LINCOLN COUNTY, Tenn. - A Japanese auto supplier plans to invest $40 million and create more than 100 jobs in Lincoln County over the next three years, officials said Monday.
Hirotec America Inc. plans to build a plant in the Runway Centre Industrial Park in Park City, located just south of Fayetteville on Highway 431, according to a release from the Tennessee Department of Economic and Community Development.
Construction is scheduled to begin next year, and the company anticipates the plant going online in the third quarter of 2020, officials said.
Elaine Middleton, Excecutive Director of the Fayetteville- Lincoln County Industrial Development Board, told us by phone that the company will have a metal stamping operation in Lincoln County to make door panels. It is a Tier 1 supplier, she said, and the average wage will be $21 per hour.

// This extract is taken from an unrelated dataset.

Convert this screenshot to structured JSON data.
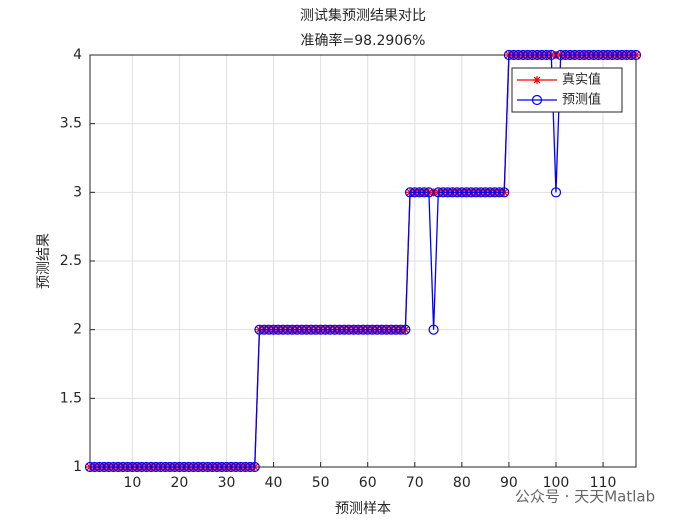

Hirotec specializes in making auto tooling. The company's website says it has customers worldwide including auto makers Toyota, Mazda, BMW, General Motors, and Nissan.
Tennessee is big in the auto world, calling it the "the beating heart of the southern automotive corridor." Franklin hosts a plant in Smyrna, General Motors' is in Spring Hill, and Chattanooga has a Volkswagen plant. Meanwhile, Alabama will soon gain a Mazda Toyota plant in Huntsville-annexed Limestone County, as revealed earlier this year.
We talked to Bill Newman, Lincoln County Mayor, about the announcement. He said Hirotec America will be the first company in Runway Centre.
"We are excited that we got that park opened up with such a great industry," he stated. "They're a great company."
We asked him if the auto supply industry is a niche Lincoln County is now finding it can fit into.
"I think it is a niche, and it's mainly because you know, Tennessee and now Alabama are major builders of automobiles. So now it's just natural for us to be a supplier for those manufacturing plants.
"One of the things that's great for our community is we are in a supply distance that they can quickly supply them, but we are not drawing off of their workforce," he added later.
Newman said in casual conversation with company executives, he learned why they came to Fayetteville.
"I just asked them as a group, why did you select us? And they said they loved our community, they loved the people, and they hadn't met anyone who was negative in our community. That says a lot about our community. Our people are great. You might as well say that the people is the reason they came."
Newman said more job and economic announcements are on the horizon, and he envisions building on this momentum in the new year.